Com as recentes alterações no arcabouço normativo relativo ao processo orçamentário no Brasil, pode-se considerar que, quanto à execução do conteúdo, temos um orçamento público do tipo hibrido. Esse enquadramento se dá em decorrência do(a):
- A)competência compartilhada entre os poderes executivo e legislativo nas etapas do ciclo orçamentário;
Errada, porque a participação dos Poderes no ciclo orçamentário não é o que define o caráter híbrido da execução do orçamento.
- B)necessidade de execução impositiva de emendas parlamentares em paralelo a outras parcelas autorizativas;
Certa, pois o hibridismo decorre da convivência entre despesas de execução obrigatória, como certas emendas parlamentares, e outras parcelas ainda autorizativas.
- C)obrigatoriedade de aplicação coordenada de coordenada de regras orçamentárias e fiscais no controle da execução;
Errada, porque a combinação de regras orçamentárias e fiscais faz parte do controle fiscal, mas não explica o orçamento híbrido quanto à execução.
- D)possibilidade de previsão de despesas que ultrapassem o exercício financeiro, a despeito do principio da anualidade;
Errada, porque a possibilidade de despesas plurianuais se relaciona ao princípio da anualidade e ao planejamento, não ao hibridismo orçamentário.
- E)caráter estimativo das receitas e autorizativo das despesas na aprovação do orçamento.

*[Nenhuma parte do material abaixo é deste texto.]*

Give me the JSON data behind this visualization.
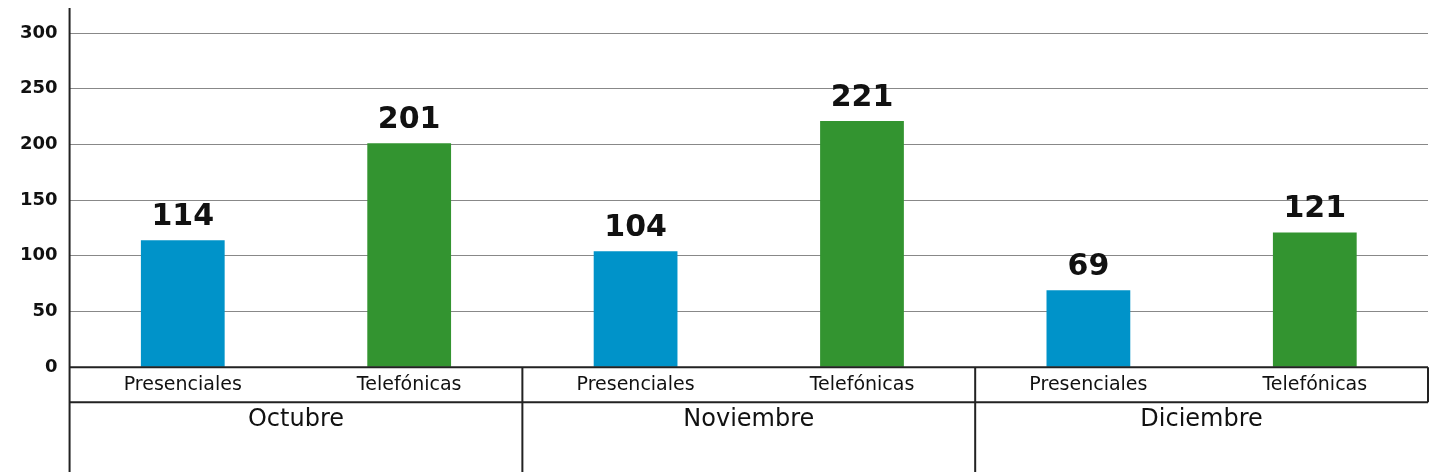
{
  "chart_data": {
    "type": "bar",
    "categories": [
      "Octubre",
      "Noviembre",
      "Diciembre"
    ],
    "series": [
      {
        "name": "Presenciales",
        "color": "#0093c9",
        "values": [
          114,
          104,
          69
        ]
      },
      {
        "name": "Telefónicas",
        "color": "#339430",
        "values": [
          201,
          221,
          121
        ]
      }
    ],
    "ylim": [
      0,
      300
    ],
    "yticks": [
      0,
      50,
      100,
      150,
      200,
      250,
      300
    ],
    "grid": "y",
    "legend": false,
    "data_labels": true
  }
}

Errada, porque receita estimativa e despesa autorizativa são características clássicas do orçamento tradicional, mas não bastam para justificar o tipo híbrido mencionado.
Gabarito: B
Quando a doutrina fala em orçamento público híbrido, ela está dizendo que o orçamento brasileiro mistura duas lógicas na mesma peça: em parte ele continua autorizativo, e em parte ganhou traços impositivos. Em outras palavras, nem tudo fica no “talvez eu execute depois” nem tudo vira execução obrigatória automática. Isso aconteceu por causa do fortalecimento das emendas parlamentares impositivas. A Constituição passou a prever hipóteses em que a execução é obrigatória, especialmente nas emendas individuais e, com regras próprias, nas de bancada. Assim, o orçamento deixou de ser só uma autorização política ampla e passou a ter parcelas cuja execução não fica ao sabor exclusivo do Executivo. Por isso o gabarito é a letra B. O ponto central do hibridismo não é a simples divisão de competências entre Executivo e Legislativo, mas a coexistência de parcelas autorizativas com parcelas de execução impositiva. A lógica do orçamento brasileiro, que tradicionalmente era predominantemente autorizativa, ganhou esse reforço normativo recente. Em prova, pense assim: o orçamento ainda é, em regra, autorizativo, mas com “ilhas” de obrigatoriedade criadas pelo texto constitucional e pela legislação orçamentária. É esse mix que explica o rótulo de orçamento híbrido.